Tea grows well on high land with well drained soils having a good depth, acidic pH in the range of 4.5 to 5.5 and more than 2% organic matter. Shallow and compacted sub-soil limit root development and growth. (Tocklai , 2012)
Among factors affecting extension of growth in woody plants are age, development stage (nursery stage, branch formation stage, commercial stage), soil condition, climatic condition and species and genotypes.
2.1 Degraded Tea or Aging Tea
Some old tea fields start to show the following:
• Low yields
• Increasing number of empty spots due to death of weak bushes inclusive of root disease affected bushes.
• Branches become thin and diseased
• Increase rate of diseases of the top and of the roots
• Increase in the proportion of unproductive (brown and woody( tissues on the tea plants
• Buds and crown are small and scarce
• Many shoots at the base of the bush, or sprouting up from the ground
However, the problems is probably caused more by bad management or practices rather than by actual age.
2.2 Root Growth
The white-colored feeder roots are most important for absorbing nutrient @ fertilizer.

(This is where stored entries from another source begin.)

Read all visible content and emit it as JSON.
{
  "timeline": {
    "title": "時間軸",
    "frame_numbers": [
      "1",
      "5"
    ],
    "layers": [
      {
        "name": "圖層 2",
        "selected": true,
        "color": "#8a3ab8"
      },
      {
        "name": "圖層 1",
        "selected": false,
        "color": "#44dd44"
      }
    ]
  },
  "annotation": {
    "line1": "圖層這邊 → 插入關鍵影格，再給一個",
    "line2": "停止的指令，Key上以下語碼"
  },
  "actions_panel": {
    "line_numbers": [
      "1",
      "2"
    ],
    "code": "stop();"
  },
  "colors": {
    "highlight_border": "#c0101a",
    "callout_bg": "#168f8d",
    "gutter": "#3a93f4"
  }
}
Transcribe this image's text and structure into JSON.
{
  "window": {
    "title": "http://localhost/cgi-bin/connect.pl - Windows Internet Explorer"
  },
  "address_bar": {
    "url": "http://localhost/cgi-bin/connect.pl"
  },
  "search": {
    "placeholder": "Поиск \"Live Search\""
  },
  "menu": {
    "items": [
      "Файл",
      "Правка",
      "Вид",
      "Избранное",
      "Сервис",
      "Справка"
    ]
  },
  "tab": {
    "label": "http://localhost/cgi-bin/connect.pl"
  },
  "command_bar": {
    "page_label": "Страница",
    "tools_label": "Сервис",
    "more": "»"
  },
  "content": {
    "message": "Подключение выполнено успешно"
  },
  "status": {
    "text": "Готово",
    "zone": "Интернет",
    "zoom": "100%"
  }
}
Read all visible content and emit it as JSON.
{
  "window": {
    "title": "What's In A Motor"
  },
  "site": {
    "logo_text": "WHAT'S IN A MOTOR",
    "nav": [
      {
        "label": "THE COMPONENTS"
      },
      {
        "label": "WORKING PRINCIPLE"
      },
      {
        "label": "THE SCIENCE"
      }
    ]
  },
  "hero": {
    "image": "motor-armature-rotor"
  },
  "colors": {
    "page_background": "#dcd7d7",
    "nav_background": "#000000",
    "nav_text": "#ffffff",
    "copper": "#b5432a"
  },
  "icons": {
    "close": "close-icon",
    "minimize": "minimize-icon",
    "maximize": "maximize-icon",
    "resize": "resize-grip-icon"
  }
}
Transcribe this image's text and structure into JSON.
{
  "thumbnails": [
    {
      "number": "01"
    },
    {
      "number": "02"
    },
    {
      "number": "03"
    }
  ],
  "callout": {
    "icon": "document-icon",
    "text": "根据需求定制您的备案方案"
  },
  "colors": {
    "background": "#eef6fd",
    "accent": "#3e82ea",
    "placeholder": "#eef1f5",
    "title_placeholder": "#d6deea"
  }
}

The feeder roots are thin, white-colored and have many branches. Most of the feeder roots are located in the top few centimeters of the soil (although about one-third of them are deeper than 30 cm). As they get older, feeder roots get thicker and the color changes from white to cream and finally to red. The older, red-colored roots do not have much ability to absorb.
The starch stored in the roots provide the energy for bud development. So the better the root system, the better the bud and shoot development.
Tea bushes planted from seedlings will usually have somewhat deeper roots than bushes that were grown from cutting. Deeper root system help to resist drought. However, good variety grown from cutting, can have a deeper root system than an ordinary variety grown from seeds.